A to Z: the abc of a relationship


Can you imagine meeting the love of your life before you officially meet her? He probable has. Andrew (Ben Feldman) seems to remember Zelda (Cristin Milioti) from a party, but she doesn’t know if she was that girl or if she wasn’t.

Anyway, in “A to Z” we are going to watch their dating life. That is why the show is a relationship comedy more than a romantic one, due to we are not going to watch a couple come together or seeing them resolve a rift. We are going to delve into the eight months, three weeks, five days and one hour that they date.

Social media is going to play an important part on the show, because Andrew works at an internet dating company and because they are going to talk about modern app dating.

In a conversation with The Outsider Argentina, Ben Queen, the creator of “A to Z”, spoke about the idea of the show, the characters and the first reaction of the audience.

How did you come up with the idea of the show “A to Z”?

I wanted to do a relationship comedy, something inspired by my experience with my wife and the idea of seeing something from beginning to end sounded like a fun idea. There’s been a lot of “will they or won’t they” rom-coms on t.v. It seemed like time to try another straight up relationship show. I also liked the idea that it would be comprehensive and the idea of learning about something from “A to Z” seemed to say it all – from soup to nuts, the whole deal. And then naming them Andrew and Zelda… it’s all very cutesy I suppose but the stories we are telling are much more grounded and realistic so I’m okay with that.

“A to Z” is more than a romantic comedy, how can you describe the show?

I pitched it as a relationship comedy. Most rom-com’s, by definition, are about watching a couple come together, or seeing them resolve a rift. A relationship comedy is about watching them date and all that stuff. That’s really what the show is. It’s taking a look at that period right after you meet someone and fall hard all the way through until the moment in which you are forced to make a commitment to that person or not. That’s the first season of the show – their dating life. The first season is the eight months, three weeks, five days and one hour that they date. After that we have a lot of fun things that will happen as well – if we’re still around. 🙂

How did you create the characters of Andrew and Zelda? Are they based on real people?

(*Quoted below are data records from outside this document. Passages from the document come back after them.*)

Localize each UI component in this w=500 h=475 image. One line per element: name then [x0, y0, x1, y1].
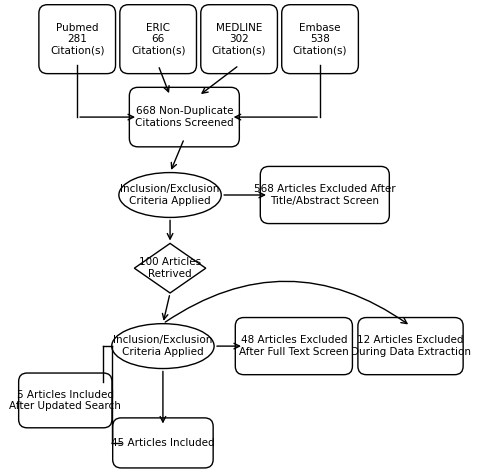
- Text: ERIC
66
Citation(s): ERIC 66 Citation(s): [131, 23, 186, 56]
- FancyBboxPatch shape: [282, 5, 358, 74]
- Text: 5 Articles Included
After Updated Search: 5 Articles Included After Updated Search: [10, 390, 121, 411]
- FancyBboxPatch shape: [120, 5, 196, 74]
- Text: 48 Articles Excluded
After Full Text Screen: 48 Articles Excluded After Full Text Scr…: [239, 335, 348, 357]
- Ellipse shape: [119, 172, 221, 218]
- FancyBboxPatch shape: [236, 318, 352, 375]
- Text: 45 Articles Included: 45 Articles Included: [111, 438, 214, 448]
- Text: 100 Articles
Retrived: 100 Articles Retrived: [139, 257, 201, 279]
- FancyBboxPatch shape: [201, 5, 278, 74]
- Text: MEDLINE
302
Citation(s): MEDLINE 302 Citation(s): [212, 23, 266, 56]
- FancyBboxPatch shape: [130, 87, 240, 147]
- Text: Pubmed
281
Citation(s): Pubmed 281 Citation(s): [50, 23, 104, 56]
- Text: Inclusion/Exclusion
Criteria Applied: Inclusion/Exclusion Criteria Applied: [113, 335, 212, 357]
- Ellipse shape: [112, 323, 214, 369]
- FancyBboxPatch shape: [112, 418, 213, 468]
- FancyBboxPatch shape: [18, 373, 112, 428]
- Text: 568 Articles Excluded After
Title/Abstract Screen: 568 Articles Excluded After Title/Abstra…: [254, 184, 396, 206]
- FancyBboxPatch shape: [260, 166, 390, 224]
- FancyBboxPatch shape: [39, 5, 116, 74]
- FancyBboxPatch shape: [358, 318, 463, 375]
- Text: 668 Non-Duplicate
Citations Screened: 668 Non-Duplicate Citations Screened: [135, 106, 234, 128]
- Polygon shape: [134, 243, 206, 293]
- Text: 12 Articles Excluded
During Data Extraction: 12 Articles Excluded During Data Extract…: [350, 335, 470, 357]
- Text: Embase
538
Citation(s): Embase 538 Citation(s): [293, 23, 348, 56]
- Text: Inclusion/Exclusion
Criteria Applied: Inclusion/Exclusion Criteria Applied: [120, 184, 220, 206]
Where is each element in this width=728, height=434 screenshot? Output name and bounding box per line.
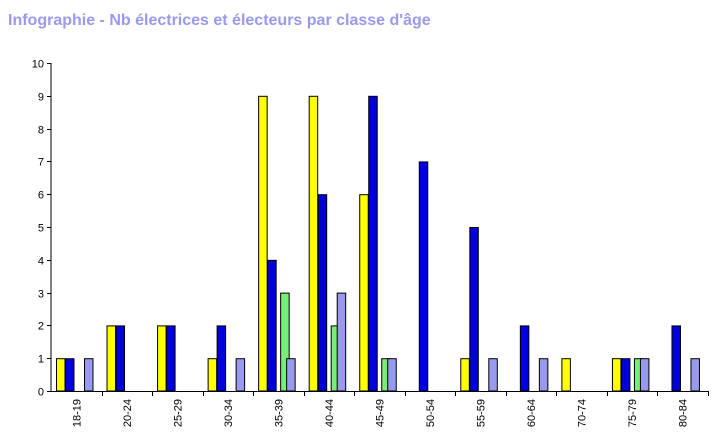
bar [84, 358, 94, 392]
bar [418, 161, 429, 392]
y-tick-label: 9 [38, 92, 44, 104]
x-tick-label: 30-34 [223, 399, 235, 427]
bar [460, 358, 470, 392]
y-tick-label: 2 [38, 321, 44, 333]
x-tick-label: 35-39 [273, 399, 285, 427]
bar [56, 358, 66, 392]
bar [235, 358, 246, 392]
x-tick-label: 80-84 [678, 399, 690, 427]
y-tick-label: 6 [38, 190, 44, 202]
bar [561, 358, 571, 392]
bar [258, 95, 268, 392]
x-tick-label: 18-19 [71, 399, 83, 427]
y-tick-label: 7 [38, 157, 44, 169]
bar [65, 358, 75, 392]
x-tick-label: 40-44 [324, 399, 336, 427]
bar [387, 358, 397, 392]
x-tick-label: 70-74 [577, 399, 589, 427]
bar [671, 325, 681, 392]
bar [216, 325, 227, 392]
bar [267, 259, 277, 392]
x-tick-label: 20-24 [122, 399, 134, 427]
y-tick-label: 10 [32, 59, 44, 71]
bar [359, 194, 369, 392]
bar [336, 292, 347, 392]
x-tick-label: 60-64 [526, 399, 538, 427]
bars [56, 95, 700, 392]
bar [469, 227, 479, 392]
bar [620, 358, 631, 392]
x-tick-label: 75-79 [627, 399, 639, 427]
bar [106, 325, 117, 392]
bar [157, 325, 167, 392]
x-tick-label: 25-29 [172, 399, 184, 427]
bar [317, 194, 328, 392]
bar [166, 325, 176, 392]
x-tick-label: 45-49 [375, 399, 387, 427]
bar [280, 292, 290, 392]
chart-title: Infographie - Nb électrices et électeurs… [8, 12, 431, 29]
bar [519, 325, 530, 392]
y-tick-label: 3 [38, 289, 44, 301]
bar [115, 325, 126, 392]
bar [368, 95, 378, 392]
y-tick-label: 4 [38, 256, 44, 268]
bar [611, 358, 622, 392]
x-axis: 18-19 20-24 25-29 30-34 35-39 40-44 45-49 50-54… [51, 391, 709, 427]
bar [308, 95, 319, 392]
bar [639, 358, 650, 392]
y-tick-label: 0 [38, 387, 44, 399]
y-tick-label: 5 [38, 223, 44, 235]
y-tick-label: 1 [38, 354, 44, 366]
bar [538, 358, 549, 392]
x-tick-label: 55-59 [476, 399, 488, 427]
bar [488, 358, 498, 392]
bar [286, 358, 296, 392]
x-tick-label: 50-54 [425, 399, 437, 427]
bar [690, 358, 700, 392]
y-axis: 0 1 2 3 4 5 6 7 8 9 10 [32, 59, 52, 399]
y-tick-label: 8 [38, 125, 44, 137]
bar [207, 358, 218, 392]
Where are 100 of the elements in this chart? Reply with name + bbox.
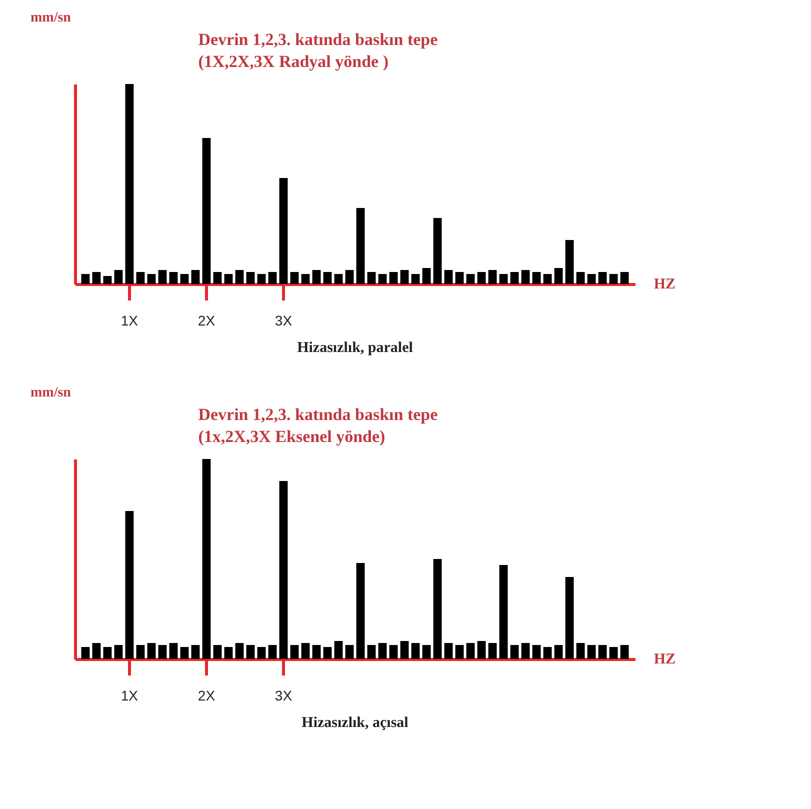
bar — [235, 643, 244, 659]
bar — [411, 274, 420, 284]
bar — [433, 218, 442, 284]
bar — [576, 272, 585, 284]
bar — [488, 270, 497, 284]
x-tick-label: 1X — [120, 688, 139, 704]
bar — [389, 272, 398, 284]
bar — [312, 270, 321, 284]
bar — [422, 645, 431, 659]
bar — [136, 645, 145, 659]
bar — [433, 559, 442, 659]
bar — [389, 645, 398, 659]
bar — [191, 270, 200, 284]
bar — [466, 643, 475, 659]
bar — [125, 84, 134, 284]
bar — [499, 565, 508, 659]
bar — [565, 577, 574, 659]
bar — [334, 274, 343, 284]
bar — [598, 272, 607, 284]
bar — [378, 274, 387, 284]
bar — [290, 645, 299, 659]
bar — [312, 645, 321, 659]
bar — [323, 647, 332, 659]
bar — [114, 270, 123, 284]
bar — [554, 645, 563, 659]
bar — [290, 272, 299, 284]
bar — [532, 272, 541, 284]
bar — [114, 645, 123, 659]
bar — [521, 270, 530, 284]
bar — [158, 270, 167, 284]
bar — [224, 274, 233, 284]
bar — [147, 274, 156, 284]
bar — [587, 645, 596, 659]
bar — [202, 459, 211, 659]
text: (1x,2X,3X Eksenel yönde) — [198, 427, 386, 446]
bar — [400, 641, 409, 659]
bar — [620, 272, 629, 284]
bar — [213, 645, 222, 659]
x-tick-label: 1X — [120, 312, 139, 328]
x-axis-title: HZ — [654, 652, 676, 668]
bar — [598, 645, 607, 659]
bar — [180, 274, 189, 284]
bar — [565, 240, 574, 284]
x-tick-label: 3X — [274, 688, 293, 704]
y-axis-title: mm/sn — [30, 10, 72, 26]
bar — [103, 276, 112, 284]
bar — [257, 274, 266, 284]
bar — [367, 272, 376, 284]
bar — [92, 643, 101, 659]
bar — [235, 270, 244, 284]
y-axis-title: mm/sn — [30, 386, 72, 400]
bar — [169, 272, 178, 284]
text: Devrin 1,2,3. katında baskın tepe — [198, 405, 438, 424]
bar — [356, 208, 365, 284]
bar — [246, 645, 255, 659]
bar — [532, 645, 541, 659]
bar — [202, 138, 211, 284]
bar — [257, 647, 266, 659]
bar — [301, 274, 310, 284]
bar — [81, 274, 90, 284]
bar — [576, 643, 585, 659]
x-tick-label: 2X — [198, 688, 216, 704]
bar — [411, 643, 420, 659]
bar — [444, 270, 453, 284]
bar — [587, 274, 596, 284]
bar — [147, 643, 156, 659]
bar — [103, 647, 112, 659]
text: (1X,2X,3X Radyal yönde ) — [198, 52, 389, 71]
bar — [444, 643, 453, 659]
bar — [169, 643, 178, 659]
bar — [268, 272, 277, 284]
bar — [92, 272, 101, 284]
bar — [620, 645, 629, 659]
bar — [224, 647, 233, 659]
text: Hizasızlık, paralel — [297, 340, 413, 356]
bar — [125, 511, 134, 659]
bar — [554, 268, 563, 284]
bar — [543, 274, 552, 284]
bar — [158, 645, 167, 659]
bar — [246, 272, 255, 284]
bar — [609, 647, 618, 659]
bar — [356, 563, 365, 659]
bar — [477, 641, 486, 659]
bar — [279, 481, 288, 659]
bar — [466, 274, 475, 284]
x-tick-label: 3X — [274, 312, 293, 328]
bar — [510, 645, 519, 659]
bar — [136, 272, 145, 284]
bar — [521, 643, 530, 659]
bar — [279, 178, 288, 284]
bar — [334, 641, 343, 659]
text: Devrin 1,2,3. katında baskın tepe — [198, 30, 438, 49]
text: Hizasızlık, açısal — [302, 715, 408, 731]
bar — [345, 645, 354, 659]
bar — [378, 643, 387, 659]
bar — [510, 272, 519, 284]
bar — [301, 643, 310, 659]
bar — [323, 272, 332, 284]
bar — [213, 272, 222, 284]
bar — [191, 645, 200, 659]
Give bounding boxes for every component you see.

As I’d mentioned before, I started with my wife and I. The story of the pilot happened to my wife and I. We met, fell in love and then found out that we’d both been to the same concert years before. I remembered seeing a girl at that show and thinking “I wish I were here with her”. I put all my desires and wishes on this random girl who I didn’t go talk to. I’m convinced it was my wife. Her take on this was “Yeah, maybe it was me and maybe it wasn’t.” That was the creation of the two characters and the show.

What can you tell us about their friends?

Stu and Stephie are their best friends. Both will have their own relationship stories with other characters as the show goes on. The stories need friends and the ensemble of the show is really strong. Everyone on the show is grappling with love and relationships. In a perfect world, this show can stick around and we can turn it into a little bit of a “Love Actually” situation where we’re following everyone’s love lives.

Andrew seems to remember Zelda from a party, are we going to watch some flashbacks of their lives?

There are flashbacks in almost every episode, sometimes to their childhood, sometimes to revisit aspects of the same episode from different angles. Time is a fluid thing with the show and I love bouncing around. We’re trying to do so in a way that doesn’t feel completely like the “comedy pop” vernacular of sitcoms today but something that can flashback to deepen character, stuff like that.

Why did you decide to use a narrator in the story?

The Narrator was simply to help establish in the pilot the sense of importance that this couple has. I wanted a voice to tell the audience “This couple is special. They’re important. We’re not just showing you any couple.” Our Narrator (played by Katey Segal) says right up front that Andrew and Zelda are “one of the greats”. That makes me want to see what that means. I also wanted the Narrator to be omniscient and show us things about their relationship that even they do not know. I like the story behind the story. I want the audience to not be ahead of the story but to have some extra perspective sometimes. Katey is so good too. I’m lucky she’s doing this show.

Social media is an important part of the story, how will it interact in Andrew and Zelda’s relationship?

Andrew works at an internet dating company – something akin to Eharmony if it had been bought by Tinder. It’s a crazy company but we’re trying to talk about modern app dating which network shows are not doing now. We’re also trying to use social media as a way to tell story in a big way – not in any sort of cynical way to sell the show to be honest but as a way to portray real life for people in their 20’s. And we’re taking a lot of time, money and energy to make sure that when they use Waze they use Waze and when they post something it’s on Instagram and not “Flinstagram”. I want it to look at feel like reality – the more you feel you’re watching something that exists in the real world the more invested you are in the relationships.

The pilot was already released, how was the reaction of the audience?

I’ve heard nothing but positive feedback – there’s a lot of wonderful, passionate fans out there already. I hope they check out the show when it premieres on Oct 2 because they will not be disappointed.

“A to Z” premieres October 2 at 9:30/8:30c on NBC.